Die Definition von Verantwortlichkeiten und Verfahrensabläufen beim Einschreiten in sexualisierte Gewaltdynamiken ist ein unerlässlicher Bestandteil innerhalb des Rechte- und Schutzkonzeptes. Die Momente, in denen Verantwortliche Anhaltspunkte auf sexualisierte Gewalt erhalten, sind häufig geprägt von starken Emotionen wie Unsicherheit und Angst. Der Handlungsdruck ist mitunter enorm und erzeugt zusätzlichen Stress. Damit intervenierender Schutz vor sexualisierter Gewalt gelingen kann, sind daher strukturierte und konkrete Verfahrensschritte erforderlich. Klar und transparent definierte Abläufe erzeugen bei den Verantwortlichen Handlungssicherheit.

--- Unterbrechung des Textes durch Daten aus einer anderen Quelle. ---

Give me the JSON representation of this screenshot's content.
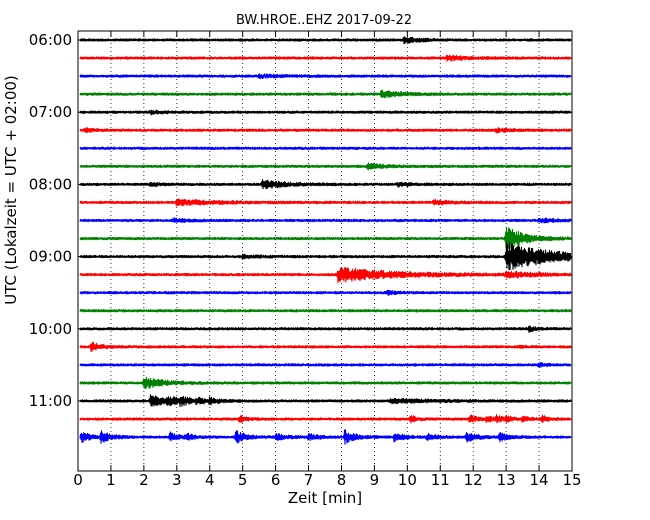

Werden die Verantwortlichen mit einem Anfangsverdacht auf sexualisierte Gewaltdynamiken konfrontiert, muss zunächst eine Einschätzung der Gesamtsituation/Abklärung einer Vermutung erfolgen. Erst danach werden konkrete Interventionsschritte eingeleitet. Die Einschätzung erfolgt unter dem „4- bis 6-Augen-Prinzip“, unter Hinzunahme der Leitungsebene und der fachlichen Expertise einer spezialisierten Fachberatungsstelle. Für das weitere Verfahren ist es unerlässlich, den Schritt der Verdachtsabklärung zu dokumentieren.
Zum Risikomanagement bei Kindeswohlgefährdung und zu Gelingensfaktoren bei der Wahrnehmung des Schutzauftrages finden Sie u. a. hier ab S. 8 und hier ab S. 18 weitere Informationen.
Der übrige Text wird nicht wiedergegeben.